Well I do not know the average time they will last -- i think it will depend on many factors.

However, I do know that my father-in-law has a spare on hand for when one does fail as he needs to rely on them keeping water off from his boiler. :whistling2:


----------



## AndrewF (Dec 29, 2008)

I keep a spare one on hand as well. When they go out at 11pm at night and you have water in the basement, who wants to wait until the next morning to buy one? I do have plans to put two pumps in the pit and have one on a battery.

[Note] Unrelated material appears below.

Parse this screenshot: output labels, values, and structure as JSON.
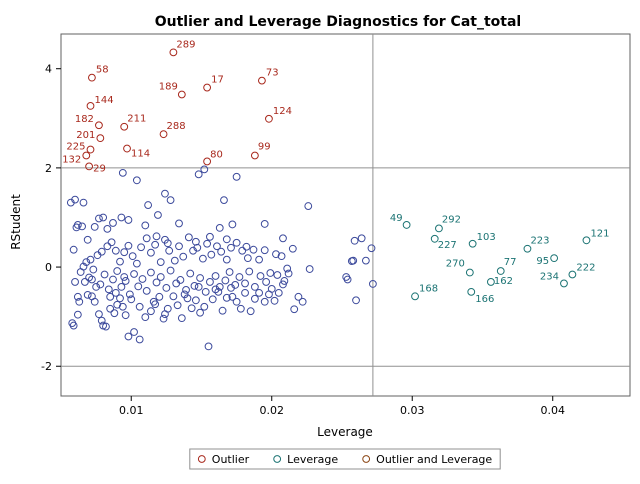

My pump runs between 8-24 times a day...yes, I monitor it  

The previous pump was submersible pump, the one I got to replace it, is a traditional pump with the motor above the water level with a shaft down to the impeller.


----------



## Bob Mariani (Dec 1, 2008)

I have one (cheap one) in a pond that has worked for three years 24/7


----------



## Scuba_Dave (Jan 16, 2009)

And Odds are they will usually die when there are heavy rains & everyone is trying to buy one
I remember one rain storm the local HD was out, customers & employees were looking for anything that pumped water

I think a pump is $70 - cheap insurance
I do have 2, submersible one I use in my pool to pump it down
Then I have a few pumps for my saltwater tanks
One can pump 5000g per hour


----------



## ferris13 (Sep 25, 2009)

HD RIDGID brand pumps have a lifetime warranty. If it fails you simply take it in and they swap it out, no receipt needed. They just need to be able to verify the HP of the pump. At least this was my experience last year. I have a spare too.


----------



## rudolph58 (Mar 11, 2009)

very true


----------



## handy man88 (Jan 23, 2007)

If you want something multipurpose that you could use to back up your sump pump, consider this also:

http://www.lowes.com/pd_195953-20097-9341611_0_?productId=1056745&Ntt=shop&Ntk=i_products&pl=1&currentURL=/pl__0__s?newSearch=true$Ntt=shop$y=0$x=0

http://www.shopvac.com/vacs/detail.asp?ID=180&HdnSource=index&StoreID=


----------